Organized by the Medical Alliance for Iraq and funded by the U.S. Department of State, the group's mission is to help set up Iraq's first formal system of emergency medicine. After spending a week training local physicians in Erbil, Iraq this winter, the same group plans to return to Baghdad in December to continue its work developing the country's stunted urgent care infrastructure.
In an interview at his Stanford office this week, Norris described the current system as "pretty much nonexistent."
The country has no ambulance or 911 system, so patients receive no stabilizing treatment before they reach the hospital.
"Most patients are delivered by family members scooping them up and putting them in a cab," Norris said. When they arrive at the hospital, the sick and injured are often plunked on bare gurneys, he said. And no triage system evaluates the patients to determine who needs care first and from whom.
"It's often the wrong person seeing the patient first and the wrong person seeing the patient second," said Dr.

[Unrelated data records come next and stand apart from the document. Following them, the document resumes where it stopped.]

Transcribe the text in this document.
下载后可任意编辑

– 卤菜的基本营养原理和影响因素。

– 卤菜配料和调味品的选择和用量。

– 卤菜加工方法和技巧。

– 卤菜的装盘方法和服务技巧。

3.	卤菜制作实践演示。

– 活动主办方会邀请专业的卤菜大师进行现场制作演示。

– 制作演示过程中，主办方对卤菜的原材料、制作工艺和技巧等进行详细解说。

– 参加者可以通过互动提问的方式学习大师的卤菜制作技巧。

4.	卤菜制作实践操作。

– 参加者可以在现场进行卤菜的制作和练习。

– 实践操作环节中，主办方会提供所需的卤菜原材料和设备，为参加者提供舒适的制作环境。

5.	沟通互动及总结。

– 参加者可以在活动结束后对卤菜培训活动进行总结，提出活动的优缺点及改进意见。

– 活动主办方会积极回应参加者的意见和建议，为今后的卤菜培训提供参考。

Mike Brennan, a former Stanford graduate student and retired Army physician who founded the Medical Alliance for Iraq in 2003.

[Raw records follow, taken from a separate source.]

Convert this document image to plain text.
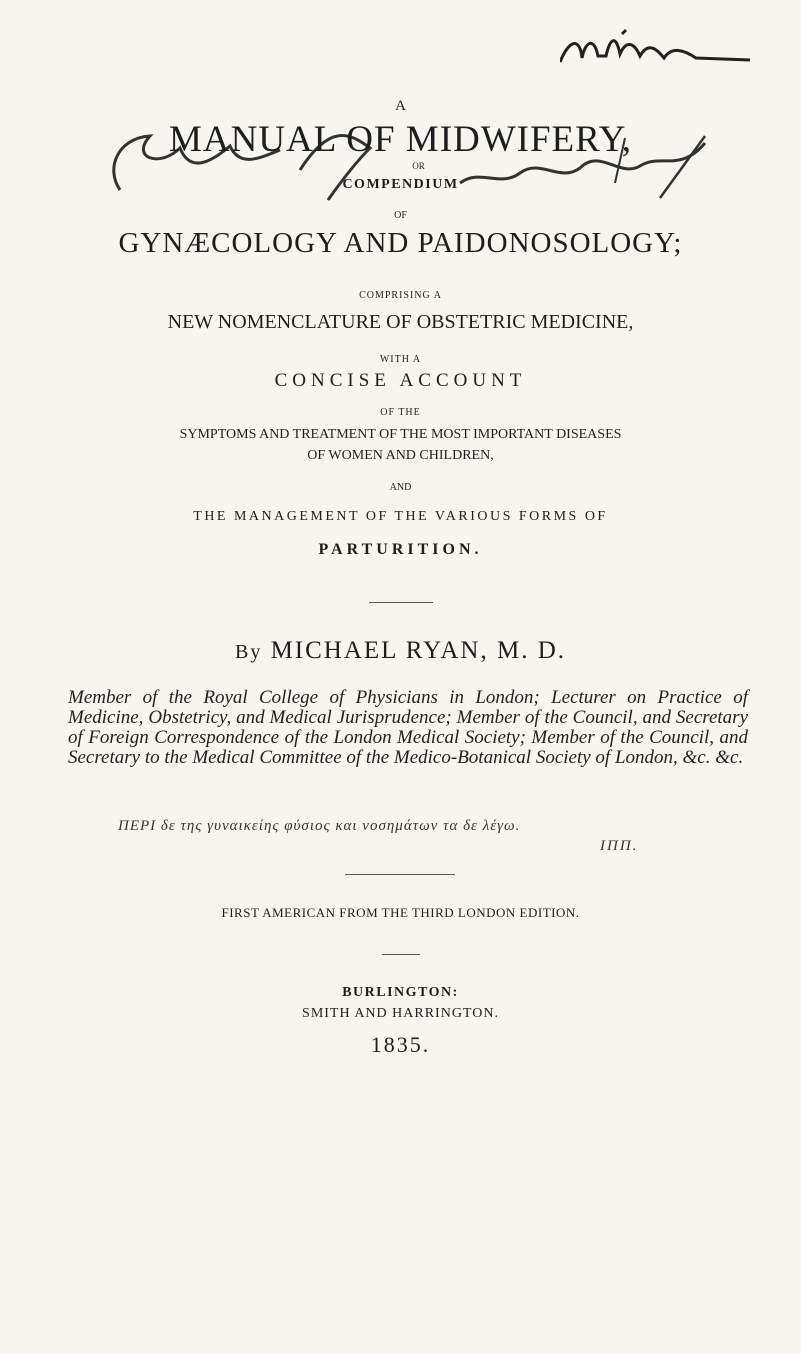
A
MANUAL OF MIDWIFERY,
OR
COMPENDIUM
OF
GYNÆCOLOGY AND PAIDONOSOLOGY;
COMPRISING A
NEW NOMENCLATURE OF OBSTETRIC MEDICINE,
WITH A
CONCISE ACCOUNT
OF THE
SYMPTOMS AND TREATMENT OF THE MOST IMPORTANT DISEASES
OF WOMEN AND CHILDREN,
AND
THE MANAGEMENT OF THE VARIOUS FORMS OF
PARTURITION.
By MICHAEL RYAN, M. D.
Member of the Royal College of Physicians in London; Lecturer on Practice of Medicine, Obstetricy, and Medical Jurisprudence; Member of the Council, and Secretary of Foreign Correspondence of the London Medical Society; Member of the Council, and Secretary to the Medical Committee of the Medico-Botanical Society of London, &c. &c.
ΠΕΡΙ δε της γυναικείης φύσιος και νοσημάτων τα δε λέγω.
ΙΠΠ.
FIRST AMERICAN FROM THE THIRD LONDON EDITION.
BURLINGTON:
SMITH AND HARRINGTON.
1835.
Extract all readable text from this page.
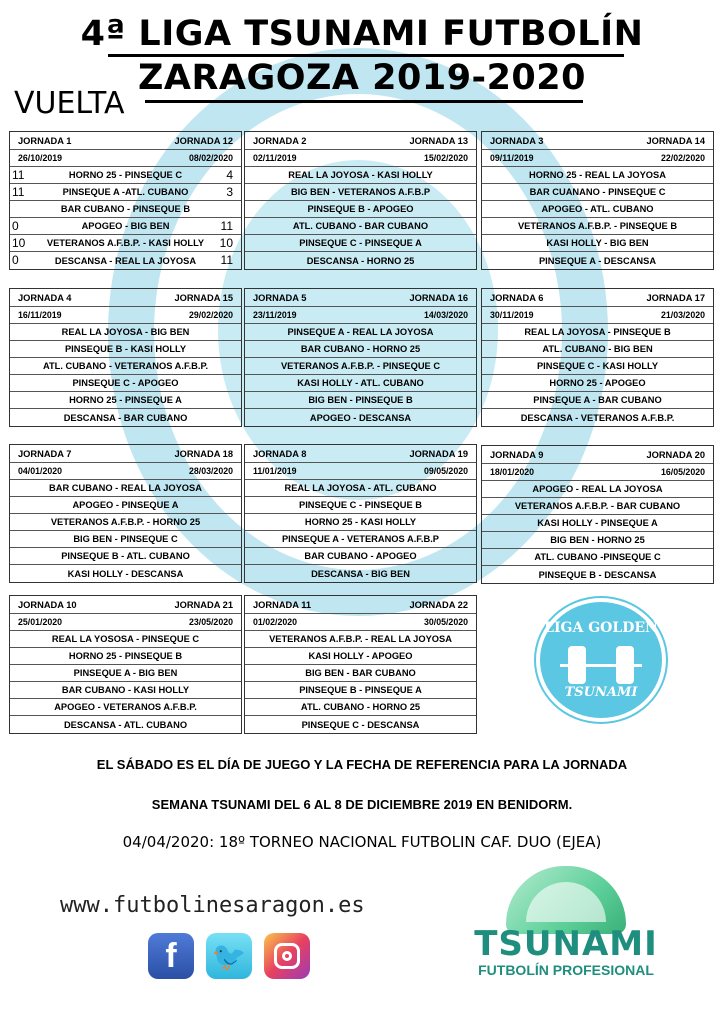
4ª LIGA TSUNAMI FUTBOLÍN
ZARAGOZA 2019-2020
VUELTA
JORNADA 1	JORNADA 12
26/10/2019	08/02/2020
11	HORNO 25 - PINSEQUE C	4
11	PINSEQUE A -ATL. CUBANO	3
BAR CUBANO - PINSEQUE B
0	APOGEO - BIG BEN	11
10 VETERANOS A.F.B.P. - KASI HOLLY 10
0	DESCANSA - REAL LA JOYOSA 11
JORNADA 2	JORNADA 13
02/11/2019	15/02/2020
REAL LA JOYOSA - KASI HOLLY
BIG BEN - VETERANOS A.F.B.P
PINSEQUE B - APOGEO
ATL. CUBANO - BAR CUBANO
PINSEQUE C - PINSEQUE A
DESCANSA - HORNO 25
JORNADA 3	JORNADA 14
09/11/2019	22/02/2020
HORNO 25 - REAL LA JOYOSA
BAR CUANANO - PINSEQUE C
APOGEO - ATL. CUBANO
VETERANOS A.F.B.P. - PINSEQUE B
KASI HOLLY - BIG BEN
PINSEQUE A - DESCANSA
JORNADA 4	JORNADA 15
16/11/2019	29/02/2020
REAL LA JOYOSA - BIG BEN
PINSEQUE B - KASI HOLLY
ATL. CUBANO - VETERANOS A.F.B.P.
PINSEQUE C - APOGEO
HORNO 25 - PINSEQUE A
DESCANSA - BAR CUBANO
JORNADA 5	JORNADA 16
23/11/2019	14/03/2020
PINSEQUE A - REAL LA JOYOSA
BAR CUBANO - HORNO 25
VETERANOS A.F.B.P. - PINSEQUE C
KASI HOLLY - ATL. CUBANO
BIG BEN - PINSEQUE B
APOGEO - DESCANSA
JORNADA 6	JORNADA 17
30/11/2019	21/03/2020
REAL LA JOYOSA - PINSEQUE B
ATL. CUBANO - BIG BEN
PINSEQUE C - KASI HOLLY
HORNO 25 - APOGEO
PINSEQUE A - BAR CUBANO
DESCANSA - VETERANOS A.F.B.P.
JORNADA 7	JORNADA 18
04/01/2020	28/03/2020
BAR CUBANO - REAL LA JOYOSA
APOGEO - PINSEQUE A
VETERANOS A.F.B.P. - HORNO 25
BIG BEN - PINSEQUE C
PINSEQUE B - ATL. CUBANO
KASI HOLLY - DESCANSA
JORNADA 8	JORNADA 19
11/01/2019	09/05/2020
REAL LA JOYOSA - ATL. CUBANO
PINSEQUE C - PINSEQUE B
HORNO 25 - KASI HOLLY
PINSEQUE A - VETERANOS A.F.B.P
BAR CUBANO - APOGEO
DESCANSA - BIG BEN
JORNADA 9	JORNADA 20
18/01/2020	16/05/2020
APOGEO - REAL LA JOYOSA
VETERANOS A.F.B.P. - BAR CUBANO
KASI HOLLY - PINSEQUE A
BIG BEN - HORNO 25
ATL. CUBANO -PINSEQUE C
PINSEQUE B - DESCANSA
JORNADA 10	JORNADA 21
25/01/2020	23/05/2020
REAL LA YOSOSA - PINSEQUE C
HORNO 25 - PINSEQUE B
PINSEQUE A - BIG BEN
BAR CUBANO - KASI HOLLY
APOGEO - VETERANOS A.F.B.P.
DESCANSA - ATL. CUBANO
JORNADA 11	JORNADA 22
01/02/2020	30/05/2020
VETERANOS A.F.B.P. - REAL LA JOYOSA
KASI HOLLY - APOGEO
BIG BEN - BAR CUBANO
PINSEQUE B - PINSEQUE A
ATL. CUBANO - HORNO 25
PINSEQUE C - DESCANSA
LIGA GOLDEN
TSUNAMI
EL SÁBADO ES EL DÍA DE JUEGO Y LA FECHA DE REFERENCIA PARA LA JORNADA
SEMANA TSUNAMI DEL 6 AL 8 DE DICIEMBRE 2019 EN BENIDORM.
04/04/2020: 18º TORNEO NACIONAL FUTBOLIN CAF. DUO (EJEA)
www.futbolinesaragon.es
f	🐦	TSUNAMI
FUTBOLÍN PROFESIONAL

Despite the lack of pre-hospital care and slim supply of trained emergency room nurses and physicians, even an average Iraqi casualty center treats 1,000 patients per day, Norris said. In contrast, Stanford's emergency room receives between 130 and 150 patients per day.
"They are overwhelmed with patients, but they have no equipment," he said. "The patients get rolled in and then they just sit there."
When they arrived in Iraq this February, Norris and his American colleagues spent a week touring local hospitals and training their Iraqi counterparts on basic and advanced techniques, including how to open airways and scan patients for internal bleeding with portable ultrasound machines. One day the U.S. doctors demonstrated techniques on Iraqi head trauma patients rolled into the hospital moments before.
The 50 Iraqi doctors they trained in Erbil soaked up the information, Norris said.
In the group's final report on the February trip, University of California, Los Angeles medical professor Dr. Ross Donaldson said the Iraqi doctors were "perhaps the most excited students I have ever had - even thanking us afterwards for giving them a test - certainly a first for me."
When Saddam Hussein assumed power, Iraqi doctors were largely cut off from all access to international medicine, including medical literature and equipment, and are only now starting to catch up, Brennan said.
Even now, Iraqi doctors regularly face death threats, kidnappings and the specter of disappearing colleagues, Norris said. Moreover, since Iraqi patients arrive at the hospitals slower and without any medical treatment, doctors lose what American physicians refer to as "the golden hour" during which many patients can be saved, increasing the hospitals' death rate.
"That must take a toll," Norris said.
On the upcoming Baghdad trip, the American doctors hope to certify more Iraqi physicians, who hopefully in turn will train more local doctors. Already, the ministers of health from both Iraq and Kurdistan committed to help bring in equipment and build new facilities, Norris said. Funding the improvements will not be as much of a challenge as coordinating them, he said.
"In any major endeavor, the wheels turn slowly," he said, "but at least now it's on everybody's radar screen."